Somut olayda az yukarıda açıklandığı gibi sözleşmeyi imzalayan M.. A.. tarafından A.. A..’un vekili olduğu belirtilmemiş olmakla birlikte; sözleşme içeriği, ihale evrakları, yazışmalar ve vekâletname ile diğer belgelerden sözleşmenin A..Yapı End.İnş.Taah.San.ve Tic.-A.. A.. ile davacı arasında kurulduğu ve M.. A..’un imzaladığı sözleşmeye firma adına sahibi A.. A.. tarafından icazet verildiği anlaşıldığından davalı A.. A.. sözleşmenin tarafı olmuştur ve sözleşme ile bağlıdır. Kendisine husumet yöneltilmesinde isabetsizlik bulunmamaktadır.

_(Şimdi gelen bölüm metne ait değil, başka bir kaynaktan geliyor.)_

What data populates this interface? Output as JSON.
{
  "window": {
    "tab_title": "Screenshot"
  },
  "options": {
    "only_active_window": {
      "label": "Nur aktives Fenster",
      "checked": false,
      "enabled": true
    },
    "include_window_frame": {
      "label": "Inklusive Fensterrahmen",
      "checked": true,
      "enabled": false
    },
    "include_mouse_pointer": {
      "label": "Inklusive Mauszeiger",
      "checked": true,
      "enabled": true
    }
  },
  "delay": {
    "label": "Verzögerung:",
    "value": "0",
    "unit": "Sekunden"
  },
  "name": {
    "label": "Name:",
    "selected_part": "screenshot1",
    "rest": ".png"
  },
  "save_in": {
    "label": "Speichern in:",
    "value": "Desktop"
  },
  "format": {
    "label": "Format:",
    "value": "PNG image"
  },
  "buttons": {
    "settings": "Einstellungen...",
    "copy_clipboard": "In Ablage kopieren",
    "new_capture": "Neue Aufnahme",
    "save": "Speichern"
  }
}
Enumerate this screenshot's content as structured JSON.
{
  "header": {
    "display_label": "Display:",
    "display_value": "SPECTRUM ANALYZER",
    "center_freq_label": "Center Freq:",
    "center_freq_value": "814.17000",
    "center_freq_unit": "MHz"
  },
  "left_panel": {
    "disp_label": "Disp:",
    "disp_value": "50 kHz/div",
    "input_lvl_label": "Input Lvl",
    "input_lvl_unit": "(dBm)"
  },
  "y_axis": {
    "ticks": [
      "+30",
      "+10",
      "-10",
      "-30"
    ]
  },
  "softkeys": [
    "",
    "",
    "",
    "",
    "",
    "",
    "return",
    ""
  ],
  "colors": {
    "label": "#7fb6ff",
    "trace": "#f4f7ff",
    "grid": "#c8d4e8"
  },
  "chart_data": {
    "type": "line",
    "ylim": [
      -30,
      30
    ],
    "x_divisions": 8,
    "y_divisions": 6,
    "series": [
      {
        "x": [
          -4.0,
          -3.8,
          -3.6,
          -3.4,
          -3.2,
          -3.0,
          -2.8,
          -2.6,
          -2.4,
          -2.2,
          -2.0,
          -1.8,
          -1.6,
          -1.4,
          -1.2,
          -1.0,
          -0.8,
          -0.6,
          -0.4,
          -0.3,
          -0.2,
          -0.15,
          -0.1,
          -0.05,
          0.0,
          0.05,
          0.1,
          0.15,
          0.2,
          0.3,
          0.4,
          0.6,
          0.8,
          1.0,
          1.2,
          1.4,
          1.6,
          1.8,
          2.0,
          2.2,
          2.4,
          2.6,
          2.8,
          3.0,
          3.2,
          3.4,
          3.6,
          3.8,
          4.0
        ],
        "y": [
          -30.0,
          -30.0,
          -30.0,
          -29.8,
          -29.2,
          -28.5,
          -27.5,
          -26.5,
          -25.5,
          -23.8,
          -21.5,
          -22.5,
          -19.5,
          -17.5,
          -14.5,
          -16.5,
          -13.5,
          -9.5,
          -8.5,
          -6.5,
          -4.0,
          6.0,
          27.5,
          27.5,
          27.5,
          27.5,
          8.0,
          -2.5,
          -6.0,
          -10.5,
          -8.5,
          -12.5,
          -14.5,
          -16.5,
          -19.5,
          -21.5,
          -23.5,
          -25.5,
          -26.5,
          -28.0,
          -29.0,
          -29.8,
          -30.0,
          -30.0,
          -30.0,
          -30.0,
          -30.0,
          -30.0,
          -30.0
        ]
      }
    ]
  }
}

Bu durumda mahkemece işin esası incelenip değerlendirilerek sonucuna uygun bir karar verilmesi gerekirken belirtilen hususlar üzerinde durulmadan yanlış değerlendirme ve eksik inceleme ile davanın reddi doğru olmamış, kararın bozulması uygun bulunmuştur.
SONUÇ:Yukarıda açıklanan nedenlerle temyiz itirazlarının kabulü ile hüküm davacı yararına BOZULMASINA, 1.100,00 TL duruşma vekâlet ücretinin davalıdan alınarak Yargıtay duruşmasında vekille temsil olunan davacıya verilmesine, karara karşı tebliğ tarihinden itibaren 15 gün içinde karar düzeltme isteminde bulunulabileceğine 22.09.2014 gününde oybirliğiyle karar verildi.